Myrddin was suddenly aware that a voice spoke, had been speaking while he crouched, eyes covered, struck dumb for the first time in his life by real terror.
He strove to fight his fear, though he did not yet drop his hands to see who spoke. But the very fact that he heard lessened his first terror, for surely no firedrake nor ghoul would use the tongue of man!
“There is no need of fear,” the same words repeated.
The boy drew a deep breath and, summoning the full force of his courage, he dropped his hands.
There was so much to be seen, and the objects were so alien to all his experience, that wonder overcame the last of his fear. For here was no scaled monster, no evil creature. Instead, under the light stood burnished squares and cylinders for which his native language had no names. There was also a kind of life which he could sense, though it was not the life of fleshed creatures, but of another species altogether.
The cavern seemed very large to him, and it was very full of the objects. Some flashed small colored lights along the surfaces facing him.
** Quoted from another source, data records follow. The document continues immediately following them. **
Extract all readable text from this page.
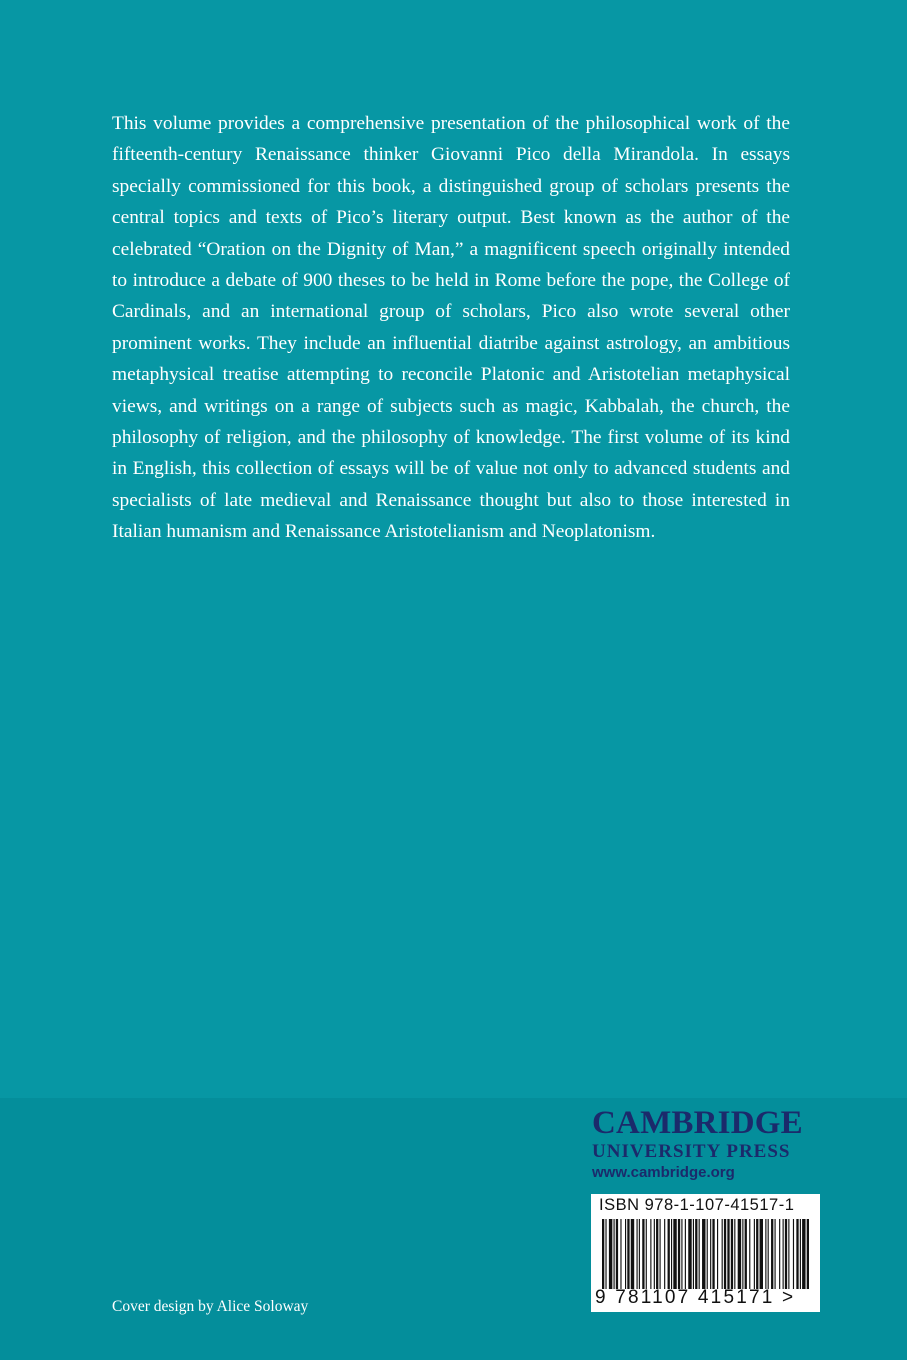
This volume provides a comprehensive presentation of the philosophical work of the fifteenth-century Renaissance thinker Giovanni Pico della Mirandola. In essays specially commissioned for this book, a distinguished group of scholars presents the central topics and texts of Pico’s literary output. Best known as the author of the celebrated “Oration on the Dignity of Man,” a magnificent speech originally intended to introduce a debate of 900 theses to be held in Rome before the pope, the College of Cardinals, and an international group of scholars, Pico also wrote several other prominent works. They include an influential diatribe against astrology, an ambitious metaphysical treatise attempting to reconcile Platonic and Aristotelian metaphysical views, and writings on a range of subjects such as magic, Kabbalah, the church, the philosophy of religion, and the philosophy of knowledge. The first volume of its kind in English, this collection of essays will be of value not only to advanced students and specialists of late medieval and Renaissance thought but also to those interested in Italian humanism and Renaissance Aristotelianism and Neoplatonism.

CAMBRIDGE
UNIVERSITY PRESS
www.cambridge.org
ISBN 978-1-107-41517-1
9 781107 415171 >
Cover design by Alice Soloway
Others were blank, yet they all possessed that alien life.
Myrddin still could not see who had spoken to him and he was too cautious to venture far into the crowded chamber. Now he moistened his lips with tongue tip and answered with all the boldness he could summon, his voice sounding shrill in that chamber.
“I am not afraid!” Which was in part a lie, but in part only, for the fascination of this place was far outweighing, with every moment he lingered, his first wariness.
He expected to see someone step into view around the bulk of those huge square or round pillars. But, as the moments passed, no one came. Again he spoke, now a little displeased that there had been no real answer.